With a rise in screening, Messonnier said it’s highly plausible that there will be at least one case in the U.S. Catching it early will help doctors and public health officials control any risk of it spreading, she said.

The officials acknowledged that it’s far more likely that passengers may have a common cold or influenza than the newly emerging coronavirus, particularly because it’s the middle of the respiratory virus season in the U.S. Public health workers may be able to identify some of the more common ailments within a few hours, though it’s unlikely those travelers would be able to make connecting flights, Cetron said.

Those with suspicious signs and symptoms will be taken to local medical facilities, where they will have to give a sample that can be genetically tested at the CDC’s labs in Atlanta, Messonnier said. The agency is working on another test that could yield a response more quickly, she said.

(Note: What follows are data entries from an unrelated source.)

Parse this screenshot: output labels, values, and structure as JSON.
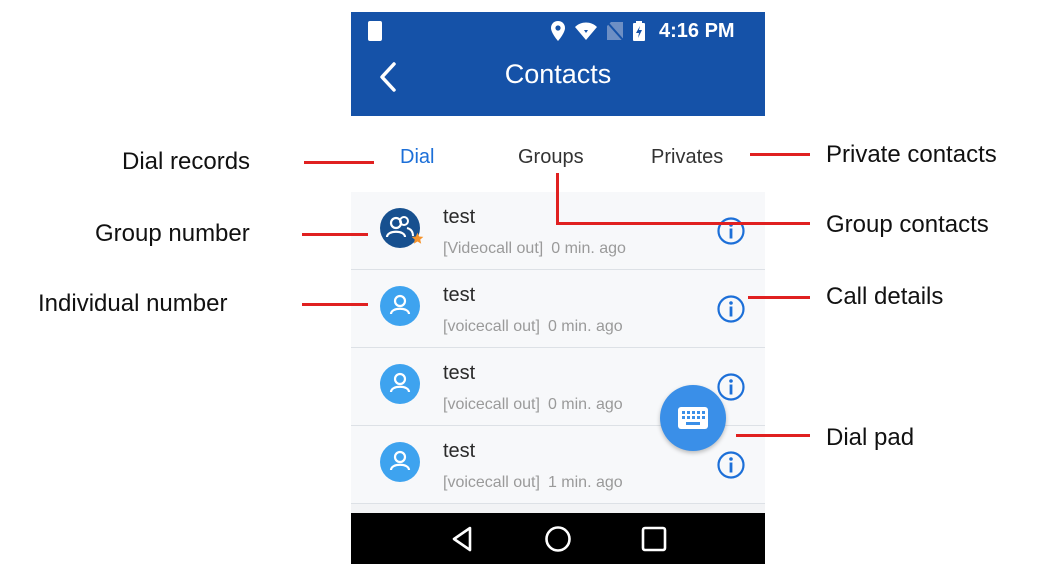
{
  "status_bar": {
    "time": "4:16 PM"
  },
  "header": {
    "title": "Contacts",
    "back_icon": "chevron-left-icon"
  },
  "tabs": [
    {
      "label": "Dial",
      "active": true
    },
    {
      "label": "Groups",
      "active": false
    },
    {
      "label": "Privates",
      "active": false
    }
  ],
  "records": [
    {
      "name": "test",
      "call_type": "[Videocall out]",
      "time": "0 min. ago",
      "avatar": "group"
    },
    {
      "name": "test",
      "call_type": "[voicecall out]",
      "time": "0 min. ago",
      "avatar": "individual"
    },
    {
      "name": "test",
      "call_type": "[voicecall out]",
      "time": "0 min. ago",
      "avatar": "individual"
    },
    {
      "name": "test",
      "call_type": "[voicecall out]",
      "time": "1 min. ago",
      "avatar": "individual"
    }
  ],
  "annotations": {
    "dial_records": "Dial records",
    "group_number": "Group number",
    "individual_number": "Individual number",
    "private_contacts": "Private contacts",
    "group_contacts": "Group contacts",
    "call_details": "Call details",
    "dial_pad": "Dial pad"
  },
  "colors": {
    "app_bar": "#1552a8",
    "accent": "#1c6fd8",
    "callout_line": "#e02020",
    "fab": "#3a8fe8"
  }
}
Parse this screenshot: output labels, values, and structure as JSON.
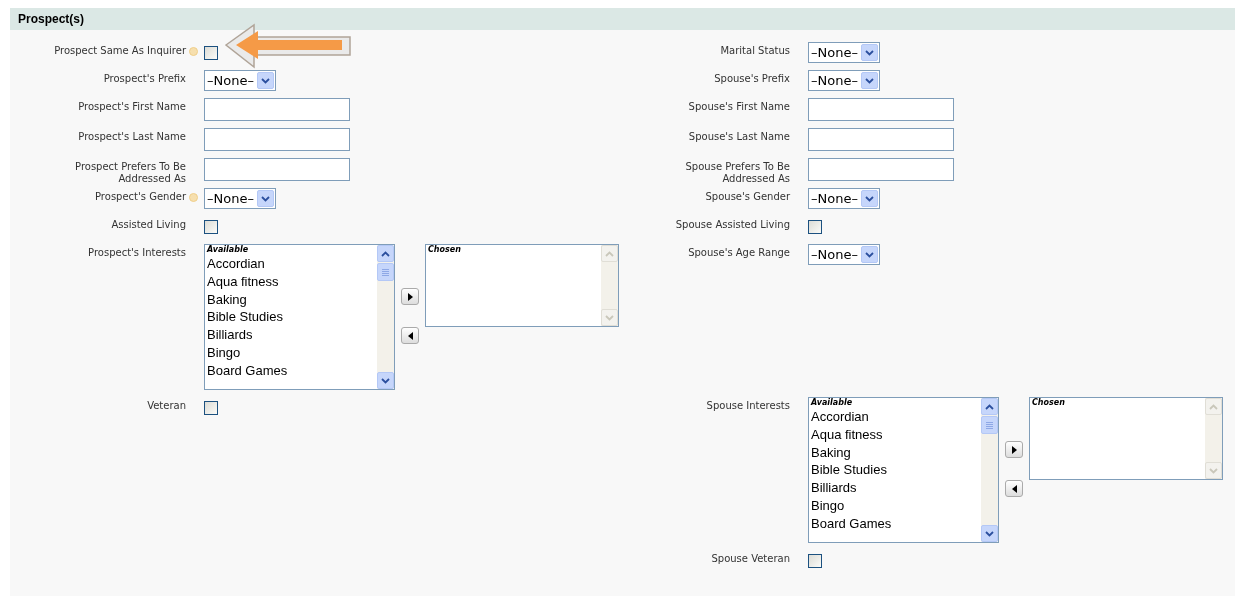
{
  "section": {
    "title": "Prospect(s)"
  },
  "rows": [
    {
      "left": {
        "label": "Prospect Same As Inquirer",
        "kind": "checkbox",
        "help": true,
        "checked": false
      },
      "right": {
        "label": "Marital Status",
        "kind": "select",
        "value": "–None–"
      }
    },
    {
      "left": {
        "label": "Prospect's Prefix",
        "kind": "select",
        "value": "–None–"
      },
      "right": {
        "label": "Spouse's Prefix",
        "kind": "select",
        "value": "–None–"
      }
    },
    {
      "left": {
        "label": "Prospect's First Name",
        "kind": "text"
      },
      "right": {
        "label": "Spouse's First Name",
        "kind": "text"
      }
    },
    {
      "left": {
        "label": "Prospect's Last Name",
        "kind": "text"
      },
      "right": {
        "label": "Spouse's Last Name",
        "kind": "text"
      }
    },
    {
      "left": {
        "label": "Prospect Prefers To Be Addressed As",
        "kind": "text"
      },
      "right": {
        "label": "Spouse Prefers To Be Addressed As",
        "kind": "text"
      }
    },
    {
      "left": {
        "label": "Prospect's Gender",
        "kind": "select",
        "help": true,
        "value": "–None–"
      },
      "right": {
        "label": "Spouse's Gender",
        "kind": "select",
        "value": "–None–"
      }
    },
    {
      "left": {
        "label": "Assisted Living",
        "kind": "checkbox",
        "checked": false
      },
      "right": {
        "label": "Spouse Assisted Living",
        "kind": "checkbox",
        "checked": false
      }
    },
    {
      "left": {
        "label": "Prospect's Interests",
        "kind": "multiselect",
        "available_heading": "Available",
        "options": [
          "Accordian",
          "Aqua fitness",
          "Baking",
          "Bible Studies",
          "Billiards",
          "Bingo",
          "Board Games"
        ],
        "chosen_heading": "Chosen"
      },
      "right": {
        "label": "Spouse's Age Range",
        "kind": "select",
        "value": "–None–"
      }
    },
    {
      "left": {
        "label": "Veteran",
        "kind": "checkbox",
        "checked": false
      },
      "right": {
        "label": "Spouse Interests",
        "kind": "multiselect",
        "available_heading": "Available",
        "options": [
          "Accordian",
          "Aqua fitness",
          "Baking",
          "Bible Studies",
          "Billiards",
          "Bingo",
          "Board Games"
        ],
        "chosen_heading": "Chosen"
      }
    },
    {
      "right": {
        "label": "Spouse Veteran",
        "kind": "checkbox",
        "checked": false
      }
    }
  ]
}
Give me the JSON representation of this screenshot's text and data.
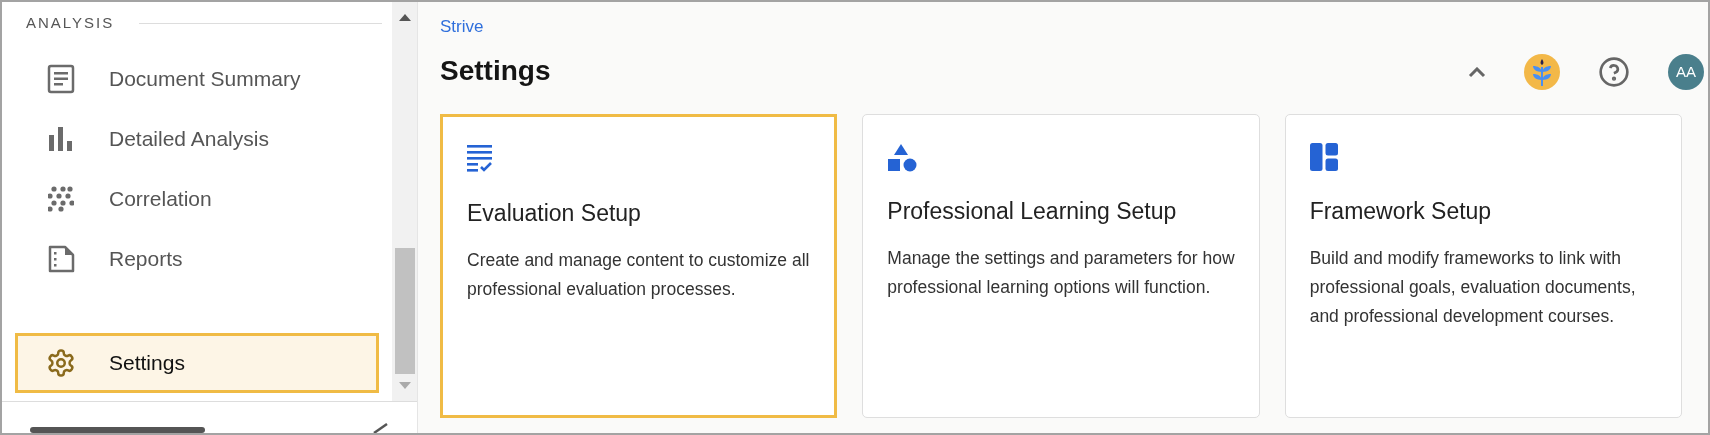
{
  "sidebar": {
    "section_title": "ANALYSIS",
    "items": [
      {
        "label": "Document Summary",
        "kind": "document",
        "selected": false
      },
      {
        "label": "Detailed Analysis",
        "kind": "bars",
        "selected": false
      },
      {
        "label": "Correlation",
        "kind": "dots",
        "selected": false
      },
      {
        "label": "Reports",
        "kind": "report",
        "selected": false
      }
    ],
    "footer_item": {
      "label": "Settings",
      "kind": "gear",
      "selected": true
    }
  },
  "header": {
    "breadcrumb": "Strive",
    "title": "Settings",
    "avatar": "AA"
  },
  "cards": [
    {
      "kind": "checklist",
      "title": "Evaluation Setup",
      "description": "Create and manage content to customize all professional evaluation processes.",
      "selected": true
    },
    {
      "kind": "shapes",
      "title": "Professional Learning Setup",
      "description": "Manage the settings and parameters for how professional learning options will function.",
      "selected": false
    },
    {
      "kind": "layout",
      "title": "Framework Setup",
      "description": "Build and modify frameworks to link with professional goals, evaluation documents, and professional development courses.",
      "selected": false
    }
  ]
}
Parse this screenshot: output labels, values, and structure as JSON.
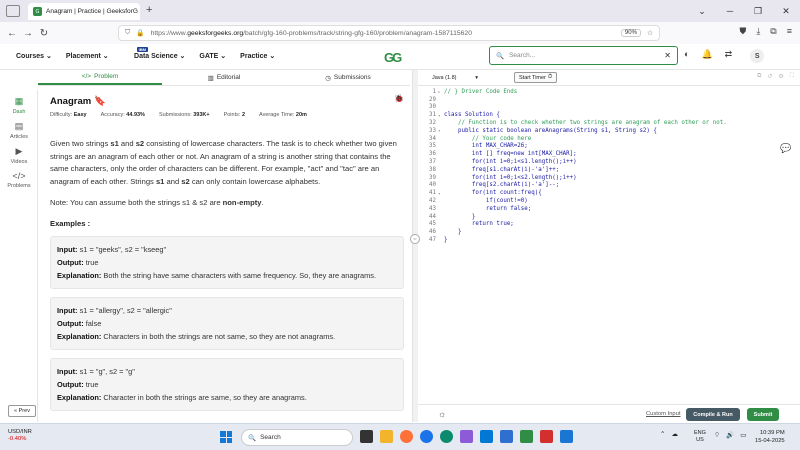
{
  "browser": {
    "tab_title": "Anagram | Practice | GeeksforG",
    "tab_close": "×",
    "new_tab": "+",
    "url_prefix": "https://www.",
    "url_host": "geeksforgeeks.org",
    "url_path": "/batch/gfg-160-problems/track/string-gfg-160/problem/anagram-1587115620",
    "zoom": "90%"
  },
  "gfg_nav": {
    "menu": [
      "Courses",
      "Placement",
      "Data Science",
      "GATE",
      "Practice"
    ],
    "new_badge": "IBM",
    "logo": "GG",
    "search_placeholder": "Search...",
    "avatar": "S"
  },
  "rail": {
    "items": [
      "Dash",
      "Articles",
      "Videos",
      "Problems"
    ],
    "prev": "« Prev"
  },
  "sub_tabs": [
    "Problem",
    "Editorial",
    "Submissions"
  ],
  "problem": {
    "title": "Anagram",
    "meta": {
      "difficulty_label": "Difficulty:",
      "difficulty": "Easy",
      "accuracy_label": "Accuracy:",
      "accuracy": "44.93%",
      "submissions_label": "Submissions:",
      "submissions": "393K+",
      "points_label": "Points:",
      "points": "2",
      "time_label": "Average Time:",
      "time": "20m"
    },
    "desc_1": "Given two strings ",
    "s1": "s1",
    "desc_2": " and ",
    "s2": "s2",
    "desc_3": " consisting of lowercase characters. The task is to check whether two given strings are an anagram of each other or not. An anagram of a string is another string that contains the same characters, only the order of characters can be different. For example, \"act\" and \"tac\" are an anagram of each other. Strings ",
    "desc_4": " can only contain lowercase alphabets.",
    "note_1": "Note: You can assume both the strings s1 & s2 are ",
    "note_2": "non-empty",
    "note_3": ".",
    "examples_heading": "Examples :",
    "input_label": "Input:",
    "output_label": "Output:",
    "explanation_label": "Explanation:",
    "examples": [
      {
        "input": "s1 = \"geeks\", s2 = \"kseeg\"",
        "output": "true",
        "explanation": "Both the string have same characters with same frequency. So, they are anagrams."
      },
      {
        "input": "s1 = \"allergy\", s2 = \"allergic\"",
        "output": "false",
        "explanation": "Characters in both the strings are not same, so they are not anagrams."
      },
      {
        "input": "s1 = \"g\", s2 = \"g\"",
        "output": "true",
        "explanation": "Character in both the strings are same, so they are anagrams."
      }
    ]
  },
  "editor": {
    "language": "Java (1.8)",
    "timer": "Start Timer",
    "lines": [
      {
        "n": "1",
        "fold": "▸",
        "text": "// } Driver Code Ends",
        "cls": "cm"
      },
      {
        "n": "29",
        "fold": "",
        "text": "",
        "cls": ""
      },
      {
        "n": "30",
        "fold": "",
        "text": "",
        "cls": ""
      },
      {
        "n": "31",
        "fold": "▾",
        "text": "class Solution {",
        "cls": ""
      },
      {
        "n": "32",
        "fold": "",
        "text": "    // Function is to check whether two strings are anagram of each other or not.",
        "cls": "cm"
      },
      {
        "n": "33",
        "fold": "▾",
        "text": "    public static boolean areAnagrams(String s1, String s2) {",
        "cls": ""
      },
      {
        "n": "34",
        "fold": "",
        "text": "        // Your code here",
        "cls": "cm"
      },
      {
        "n": "35",
        "fold": "",
        "text": "        int MAX_CHAR=26;",
        "cls": ""
      },
      {
        "n": "36",
        "fold": "",
        "text": "        int [] freq=new int[MAX_CHAR];",
        "cls": ""
      },
      {
        "n": "37",
        "fold": "",
        "text": "        for(int i=0;i<s1.length();i++)",
        "cls": ""
      },
      {
        "n": "38",
        "fold": "",
        "text": "        freq[s1.charAt(i)-'a']++;",
        "cls": ""
      },
      {
        "n": "39",
        "fold": "",
        "text": "        for(int i=0;i<s2.length();i++)",
        "cls": ""
      },
      {
        "n": "40",
        "fold": "",
        "text": "        freq[s2.charAt(i)-'a']--;",
        "cls": ""
      },
      {
        "n": "41",
        "fold": "▾",
        "text": "        for(int count:freq){",
        "cls": ""
      },
      {
        "n": "42",
        "fold": "",
        "text": "            if(count!=0)",
        "cls": ""
      },
      {
        "n": "43",
        "fold": "",
        "text": "            return false;",
        "cls": ""
      },
      {
        "n": "44",
        "fold": "",
        "text": "        }",
        "cls": ""
      },
      {
        "n": "45",
        "fold": "",
        "text": "        return true;",
        "cls": ""
      },
      {
        "n": "46",
        "fold": "",
        "text": "    }",
        "cls": ""
      },
      {
        "n": "47",
        "fold": "",
        "text": "}",
        "cls": ""
      }
    ],
    "custom_input": "Custom Input",
    "compile_run": "Compile & Run",
    "submit": "Submit"
  },
  "taskbar": {
    "ticker": "USD/INR",
    "change": "-0.40%",
    "search": "Search",
    "lang_1": "ENG",
    "lang_2": "US",
    "time": "10:39 PM",
    "date": "15-04-2025"
  },
  "colors": {
    "accent": "#2f8d46",
    "run_button": "#455a64"
  }
}
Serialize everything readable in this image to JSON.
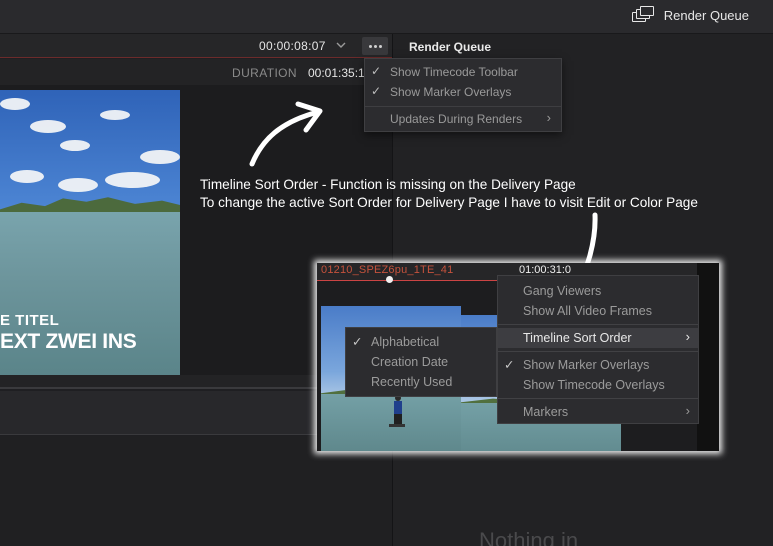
{
  "topbar": {
    "render_queue_label": "Render Queue",
    "icon": "render-queue-icon"
  },
  "viewer": {
    "timecode": "00:00:08:07",
    "duration_label": "DURATION",
    "duration_value": "00:01:35:1",
    "video_title_line1": "E TITEL",
    "video_title_line2": "EXT ZWEI INS"
  },
  "right_panel": {
    "title": "Render Queue",
    "background_text": "Nothing in"
  },
  "viewer_menu": {
    "items": [
      {
        "label": "Show Timecode Toolbar",
        "checked": true
      },
      {
        "label": "Show Marker Overlays",
        "checked": true
      },
      {
        "label": "Updates During Renders",
        "submenu": true
      }
    ]
  },
  "annotation": {
    "line1": "Timeline Sort Order - Function is missing on the Delivery Page",
    "line2": "To change the active Sort Order for Delivery Page I have to visit Edit or Color Page"
  },
  "inset": {
    "clip_name": "01210_SPEZ6pu_1TE_41",
    "timecode": "01:00:31:0",
    "sort_submenu": [
      {
        "label": "Alphabetical",
        "checked": true
      },
      {
        "label": "Creation Date",
        "checked": false
      },
      {
        "label": "Recently Used",
        "checked": false
      }
    ],
    "options_menu": [
      {
        "label": "Gang Viewers"
      },
      {
        "label": "Show All Video Frames"
      },
      {
        "label": "Timeline Sort Order",
        "submenu": true,
        "highlighted": true
      },
      {
        "label": "Show Marker Overlays",
        "checked": true
      },
      {
        "label": "Show Timecode Overlays"
      },
      {
        "label": "Markers",
        "submenu": true
      }
    ]
  }
}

The outbreak of the new coronavirus in China appears to be linked to an outdoor seafood and live animal market in Wuhan, with most of the 45 patients diagnosed so far reporting ties to the facility, which was recently closed for cleaning. While there have only been two reported deaths, the virus seems to be moving quickly, with four new cases reported in China within the past hour or so, CDC officials said. In addition, two cases have been reported in Thailand and one in Japan, all of whom had traveled to Wuhan.